Mach-O is used by most systems based on the Mach kernel. NeXTSTEP, macOS, and iOS are examples of systems that use this format for native executables, libraries and object code.

Mach-O file layout

Each Mach-O file is made up of one Mach-O header, followed by a series of load commands, followed by one or more segments, each of which contains between 0 and 255 sections. Mach-O uses the REL relocation format to handle references to symbols. When looking up symbols Mach-O uses a two-level namespace that encodes each symbol into an 'object/symbol name' pair that is then linearly searched for, first by the object and then the symbol name.
The basic structure—a list of variable-length "load commands" that reference pages of data elsewhere in the file—was also used in the executable file format for Accent. The Accent file format was in turn, based on an idea from Spice Lisp.

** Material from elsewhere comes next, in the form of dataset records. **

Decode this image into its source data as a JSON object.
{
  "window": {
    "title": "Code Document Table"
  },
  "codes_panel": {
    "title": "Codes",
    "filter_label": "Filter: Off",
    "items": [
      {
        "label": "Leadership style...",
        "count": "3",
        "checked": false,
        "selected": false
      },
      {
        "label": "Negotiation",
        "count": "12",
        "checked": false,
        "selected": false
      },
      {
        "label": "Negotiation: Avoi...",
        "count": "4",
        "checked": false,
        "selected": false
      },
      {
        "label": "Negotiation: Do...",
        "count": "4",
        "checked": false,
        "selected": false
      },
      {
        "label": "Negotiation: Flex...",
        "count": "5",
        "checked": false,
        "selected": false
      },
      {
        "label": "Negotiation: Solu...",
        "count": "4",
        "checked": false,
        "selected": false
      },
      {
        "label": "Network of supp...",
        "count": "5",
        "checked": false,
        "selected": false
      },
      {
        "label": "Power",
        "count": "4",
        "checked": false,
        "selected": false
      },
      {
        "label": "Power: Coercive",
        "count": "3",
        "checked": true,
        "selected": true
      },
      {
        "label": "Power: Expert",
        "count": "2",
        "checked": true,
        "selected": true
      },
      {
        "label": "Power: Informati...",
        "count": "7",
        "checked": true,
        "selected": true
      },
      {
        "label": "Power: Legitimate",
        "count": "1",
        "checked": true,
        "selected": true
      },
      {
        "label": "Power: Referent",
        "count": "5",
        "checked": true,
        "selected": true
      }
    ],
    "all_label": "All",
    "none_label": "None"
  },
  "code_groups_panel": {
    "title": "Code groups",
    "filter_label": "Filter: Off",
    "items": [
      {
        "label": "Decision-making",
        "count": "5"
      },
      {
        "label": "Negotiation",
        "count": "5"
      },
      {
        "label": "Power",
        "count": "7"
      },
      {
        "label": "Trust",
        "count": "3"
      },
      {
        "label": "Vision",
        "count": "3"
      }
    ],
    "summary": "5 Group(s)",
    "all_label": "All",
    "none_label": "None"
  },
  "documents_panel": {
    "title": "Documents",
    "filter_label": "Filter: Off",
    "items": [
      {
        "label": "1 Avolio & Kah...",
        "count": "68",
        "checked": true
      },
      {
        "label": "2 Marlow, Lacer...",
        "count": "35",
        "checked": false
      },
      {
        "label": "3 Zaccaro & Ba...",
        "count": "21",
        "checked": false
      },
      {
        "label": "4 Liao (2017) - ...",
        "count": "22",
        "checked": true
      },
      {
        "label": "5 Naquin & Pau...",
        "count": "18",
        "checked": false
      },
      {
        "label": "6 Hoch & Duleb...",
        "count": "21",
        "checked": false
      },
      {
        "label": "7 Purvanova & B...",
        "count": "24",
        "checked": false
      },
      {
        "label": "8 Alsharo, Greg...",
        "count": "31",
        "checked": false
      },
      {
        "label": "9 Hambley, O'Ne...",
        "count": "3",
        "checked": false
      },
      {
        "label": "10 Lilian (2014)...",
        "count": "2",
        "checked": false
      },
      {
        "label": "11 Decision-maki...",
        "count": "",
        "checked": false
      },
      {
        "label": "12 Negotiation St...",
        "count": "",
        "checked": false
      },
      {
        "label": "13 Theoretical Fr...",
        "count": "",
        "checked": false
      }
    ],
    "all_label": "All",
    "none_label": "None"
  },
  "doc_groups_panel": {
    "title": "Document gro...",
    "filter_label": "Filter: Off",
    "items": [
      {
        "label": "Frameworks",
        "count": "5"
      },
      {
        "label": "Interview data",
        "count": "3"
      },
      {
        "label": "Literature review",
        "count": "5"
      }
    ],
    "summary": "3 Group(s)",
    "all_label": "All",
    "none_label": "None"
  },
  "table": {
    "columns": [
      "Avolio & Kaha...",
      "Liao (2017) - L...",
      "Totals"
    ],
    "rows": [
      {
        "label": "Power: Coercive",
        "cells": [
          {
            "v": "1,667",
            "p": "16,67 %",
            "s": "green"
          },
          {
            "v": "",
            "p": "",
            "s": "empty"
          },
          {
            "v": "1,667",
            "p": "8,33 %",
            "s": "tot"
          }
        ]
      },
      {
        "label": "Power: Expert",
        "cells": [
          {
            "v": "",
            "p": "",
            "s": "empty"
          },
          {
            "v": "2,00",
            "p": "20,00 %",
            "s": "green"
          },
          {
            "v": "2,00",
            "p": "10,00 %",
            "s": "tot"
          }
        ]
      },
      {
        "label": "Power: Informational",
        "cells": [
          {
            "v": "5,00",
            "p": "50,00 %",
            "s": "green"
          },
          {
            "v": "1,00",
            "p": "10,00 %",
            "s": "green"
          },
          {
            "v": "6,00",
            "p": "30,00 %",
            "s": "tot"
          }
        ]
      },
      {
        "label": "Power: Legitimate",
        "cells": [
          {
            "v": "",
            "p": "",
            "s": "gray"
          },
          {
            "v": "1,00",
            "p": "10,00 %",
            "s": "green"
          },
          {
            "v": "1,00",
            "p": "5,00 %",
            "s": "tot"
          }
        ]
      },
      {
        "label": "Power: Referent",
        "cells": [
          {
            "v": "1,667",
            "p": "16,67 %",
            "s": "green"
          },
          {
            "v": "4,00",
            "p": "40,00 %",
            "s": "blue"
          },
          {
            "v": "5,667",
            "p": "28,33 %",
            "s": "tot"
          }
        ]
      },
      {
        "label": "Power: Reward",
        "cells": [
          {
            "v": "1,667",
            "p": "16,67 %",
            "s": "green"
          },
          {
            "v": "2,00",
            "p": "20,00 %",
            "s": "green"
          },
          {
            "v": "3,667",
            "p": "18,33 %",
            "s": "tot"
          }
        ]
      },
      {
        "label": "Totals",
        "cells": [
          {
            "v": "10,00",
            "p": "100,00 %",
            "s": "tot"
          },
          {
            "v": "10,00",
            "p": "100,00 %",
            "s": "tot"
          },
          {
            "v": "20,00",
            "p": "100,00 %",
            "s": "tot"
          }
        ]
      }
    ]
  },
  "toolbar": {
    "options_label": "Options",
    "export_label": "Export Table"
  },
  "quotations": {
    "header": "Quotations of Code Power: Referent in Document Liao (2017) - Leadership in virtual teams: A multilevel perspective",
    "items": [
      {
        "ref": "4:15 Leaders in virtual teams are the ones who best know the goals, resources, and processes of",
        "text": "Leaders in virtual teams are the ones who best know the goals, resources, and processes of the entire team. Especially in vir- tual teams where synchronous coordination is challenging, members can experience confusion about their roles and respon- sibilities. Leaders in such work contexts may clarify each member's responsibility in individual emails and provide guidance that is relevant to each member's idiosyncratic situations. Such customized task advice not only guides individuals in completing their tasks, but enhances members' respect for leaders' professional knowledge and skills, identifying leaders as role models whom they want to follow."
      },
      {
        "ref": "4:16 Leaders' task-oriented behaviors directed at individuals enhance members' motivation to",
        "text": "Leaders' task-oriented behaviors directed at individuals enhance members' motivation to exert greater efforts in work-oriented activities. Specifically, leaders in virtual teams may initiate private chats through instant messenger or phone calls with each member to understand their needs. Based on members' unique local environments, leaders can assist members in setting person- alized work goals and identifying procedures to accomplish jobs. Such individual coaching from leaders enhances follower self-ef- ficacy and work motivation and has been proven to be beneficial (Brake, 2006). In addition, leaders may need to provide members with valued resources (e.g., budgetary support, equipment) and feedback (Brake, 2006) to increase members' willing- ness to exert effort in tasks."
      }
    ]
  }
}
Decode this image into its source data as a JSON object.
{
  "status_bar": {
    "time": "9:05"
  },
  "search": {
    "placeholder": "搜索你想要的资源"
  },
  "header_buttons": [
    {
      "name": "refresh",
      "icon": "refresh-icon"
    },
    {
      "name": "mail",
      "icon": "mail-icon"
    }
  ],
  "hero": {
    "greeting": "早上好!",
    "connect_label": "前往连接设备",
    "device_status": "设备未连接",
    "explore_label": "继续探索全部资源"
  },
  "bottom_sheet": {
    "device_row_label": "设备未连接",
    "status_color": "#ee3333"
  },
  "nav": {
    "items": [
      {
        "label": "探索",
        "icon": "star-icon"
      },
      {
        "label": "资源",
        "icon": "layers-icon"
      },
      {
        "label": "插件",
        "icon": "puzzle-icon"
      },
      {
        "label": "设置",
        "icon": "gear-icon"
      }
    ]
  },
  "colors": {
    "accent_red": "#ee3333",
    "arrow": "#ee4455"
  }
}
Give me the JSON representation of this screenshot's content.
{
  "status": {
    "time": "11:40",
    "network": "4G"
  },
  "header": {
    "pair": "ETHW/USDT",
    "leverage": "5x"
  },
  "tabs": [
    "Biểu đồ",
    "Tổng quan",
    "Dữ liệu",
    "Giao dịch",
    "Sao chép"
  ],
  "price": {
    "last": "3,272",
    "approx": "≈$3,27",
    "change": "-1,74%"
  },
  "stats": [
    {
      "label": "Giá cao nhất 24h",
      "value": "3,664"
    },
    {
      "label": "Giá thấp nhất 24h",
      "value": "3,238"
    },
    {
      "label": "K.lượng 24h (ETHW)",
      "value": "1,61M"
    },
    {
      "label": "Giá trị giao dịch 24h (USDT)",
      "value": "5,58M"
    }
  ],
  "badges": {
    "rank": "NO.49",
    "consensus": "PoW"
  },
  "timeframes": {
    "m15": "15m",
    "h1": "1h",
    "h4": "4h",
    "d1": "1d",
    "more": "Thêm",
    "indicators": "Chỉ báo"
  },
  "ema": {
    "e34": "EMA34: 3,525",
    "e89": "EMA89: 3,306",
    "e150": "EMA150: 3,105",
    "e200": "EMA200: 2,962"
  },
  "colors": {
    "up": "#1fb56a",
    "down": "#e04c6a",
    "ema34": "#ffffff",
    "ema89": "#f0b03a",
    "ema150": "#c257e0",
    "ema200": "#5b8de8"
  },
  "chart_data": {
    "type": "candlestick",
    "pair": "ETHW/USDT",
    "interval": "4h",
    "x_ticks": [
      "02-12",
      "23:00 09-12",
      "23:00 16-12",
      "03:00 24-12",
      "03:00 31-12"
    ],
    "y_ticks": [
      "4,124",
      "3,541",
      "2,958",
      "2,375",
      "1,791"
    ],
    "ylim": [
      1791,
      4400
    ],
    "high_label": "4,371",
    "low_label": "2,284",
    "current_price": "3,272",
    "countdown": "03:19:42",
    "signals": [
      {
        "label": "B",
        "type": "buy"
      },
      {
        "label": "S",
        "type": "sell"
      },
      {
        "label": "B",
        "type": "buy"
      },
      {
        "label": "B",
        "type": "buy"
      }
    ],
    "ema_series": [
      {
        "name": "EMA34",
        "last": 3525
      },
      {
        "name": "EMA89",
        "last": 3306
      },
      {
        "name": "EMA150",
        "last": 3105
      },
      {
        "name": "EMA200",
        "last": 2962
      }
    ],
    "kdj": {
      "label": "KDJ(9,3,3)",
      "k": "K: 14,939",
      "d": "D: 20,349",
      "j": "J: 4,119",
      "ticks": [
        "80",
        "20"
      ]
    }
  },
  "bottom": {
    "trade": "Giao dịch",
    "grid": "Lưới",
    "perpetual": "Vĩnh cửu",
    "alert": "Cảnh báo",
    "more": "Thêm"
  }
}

Multi-architecture binaries

Under NeXTSTEP, OPENSTEP, macOS, and iOS, multiple Mach-O files can be combined in a multi-architecture binary. This allows a single binary file to contain code to support multiple instruction set architectures. For example, a multi-architecture binary for iOS can have 6 instruction set architectures, namely ARMv6, ARMv7, ARMv7s, ARMv8, x86 and x86_64.

Minimum OS version

With the introduction of Mac OS X 10.6 platform the Mach-O file underwent a significant modification that causes binaries compiled on a computer running 10.6 or later to be executable only on computers running Mac OS X 10.6 or later. The difference stems from load commands that the dynamic linker, in previous Mac OS X versions, does not understand. Another significant change to the Mach-O format is the change in how the Link Edit tables function. In 10.6 these new Link Edit tables are compressed by removing unused and unneeded bits of information, however Mac OS X 10.5 and earlier cannot read this new Link Edit table format. To make backwards-compatible executables, the linker flag "-mmacosx-version-min=" can be used.

Other implementations

Some versions of NetBSD have had Mach-O support added as part of an implementation of binary compatibility, which allowed some Mac OS 10.3 binaries to be executed.
For Linux, a Mach-O loader was written by Shinichiro Hamaji that can load 10.6 binaries. As a more extensive solution based on this loader, the Darling Project aims at providing a complete environment allowing OS X applications to run on Linux.
For the Ruby programming language, the ruby-macho library provides an implementation of a Mach-O binary parser and editor.